His hardline approach won him loyal friends at the IEA, which presented him in 2005 with the Arthur Seldon Award for Excellence. It is no surprise, then, that Lilley would become the main cheerleader for IEA-produced climate denial.
Against the Science
The oil analyst got hold of the Climate Change Bill regulatory impact statement before it went in front of Parliament. He claimed the benefits of the bill had been calculated at £52 billion while the costs would be at least £95 billion more. “He was stunned,” Rupert Darwall reported in his authorised biography of climate denial. “It was probably the most expensive legislation ever put before Parliament.”
Lilley told us: “I wasn’t voting against the science. I’ve never disputed the science at all. I remember thinking ‘There’s no point in hanging around the chamber and seeing this humiliating result come out’, so I went out to have a drink in the bar, and on the way I looked out the window and it was snowing in October.
“And so I went back and called a point of order – which is quite difficult to do during a debate, you have to put on a top hat and other fancy things, but the speaker let me do so – and I pointed out to the house that we were passing a measure on the belief that the world was getting warmer and it was snowing in October in London for the first time in 74 years.
“Immediately, I was told that extreme cold is a symptom of global warming. I thought that this was proof enough that this was an unfalsifiable proposition. If things can heat up and cool down and both of them prove that it’s heating up, you know you can prove anything!”
The reaction of the other MPs, he added, was “‘Oh, poo poo’ and ridicule and ‘mustn’t bring facts into our debating, we’re having a nice cosy vote, we’ve convinced ourselves that the world is getting warm and the fact that it’s getting colder outside is something to be ignored. It’s not something we are going to take into account’. And since then, of course, we’ve had lots of cold winters.”
Lawson and Lilley
Lilley and Tyrie would become the centre of a new grouping of Tory MPs. At first, this was little more than a network of tittle-tattle and self-affirmation – mostly centred on a mail-out of climate denial stories in the national press.
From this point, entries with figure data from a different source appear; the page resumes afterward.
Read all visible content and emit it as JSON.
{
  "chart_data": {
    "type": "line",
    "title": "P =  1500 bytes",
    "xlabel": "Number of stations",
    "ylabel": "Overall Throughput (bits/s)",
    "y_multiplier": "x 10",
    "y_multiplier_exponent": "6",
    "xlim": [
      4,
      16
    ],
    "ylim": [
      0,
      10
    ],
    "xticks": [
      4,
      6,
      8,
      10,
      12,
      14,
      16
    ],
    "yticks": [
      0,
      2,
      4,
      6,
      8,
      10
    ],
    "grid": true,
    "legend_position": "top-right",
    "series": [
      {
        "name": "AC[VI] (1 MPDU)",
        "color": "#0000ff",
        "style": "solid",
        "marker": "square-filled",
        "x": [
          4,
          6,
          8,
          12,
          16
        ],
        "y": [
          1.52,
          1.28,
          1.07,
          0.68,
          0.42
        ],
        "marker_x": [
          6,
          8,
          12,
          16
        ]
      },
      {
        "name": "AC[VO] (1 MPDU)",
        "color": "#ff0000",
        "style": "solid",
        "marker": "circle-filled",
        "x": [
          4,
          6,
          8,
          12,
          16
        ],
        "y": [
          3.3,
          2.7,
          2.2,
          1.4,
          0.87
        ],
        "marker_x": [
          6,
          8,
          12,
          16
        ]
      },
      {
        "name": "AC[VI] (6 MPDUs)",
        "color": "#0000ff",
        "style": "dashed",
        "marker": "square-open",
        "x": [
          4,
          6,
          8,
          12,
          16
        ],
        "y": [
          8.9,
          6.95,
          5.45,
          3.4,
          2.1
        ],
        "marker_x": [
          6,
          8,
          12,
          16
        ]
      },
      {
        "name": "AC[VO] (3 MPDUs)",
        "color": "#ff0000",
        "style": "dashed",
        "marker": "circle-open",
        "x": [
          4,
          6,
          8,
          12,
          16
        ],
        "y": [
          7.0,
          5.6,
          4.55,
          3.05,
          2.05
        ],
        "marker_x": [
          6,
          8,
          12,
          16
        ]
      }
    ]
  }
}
But soon this tightly knit group of politically motivated men grew in confidence and numbers. Lilley would encourage his former mentor Lawson to set up a new “cross party and all party” charity, stuffed with peers who were not so tightly whipped. This new policy foundation could have political influence without being accountable to any party or indeed constituency. (Seven years later and Lilley is now one of only two active MPs sitting on the Global Warming Policy Foundation’s Board of Trustees.)
The group’s aim was to fundamentally undermine the Climate Change Act and ensure that industry would never have to meet the costs of fossil fuel pollution being dumped into the global atmosphere.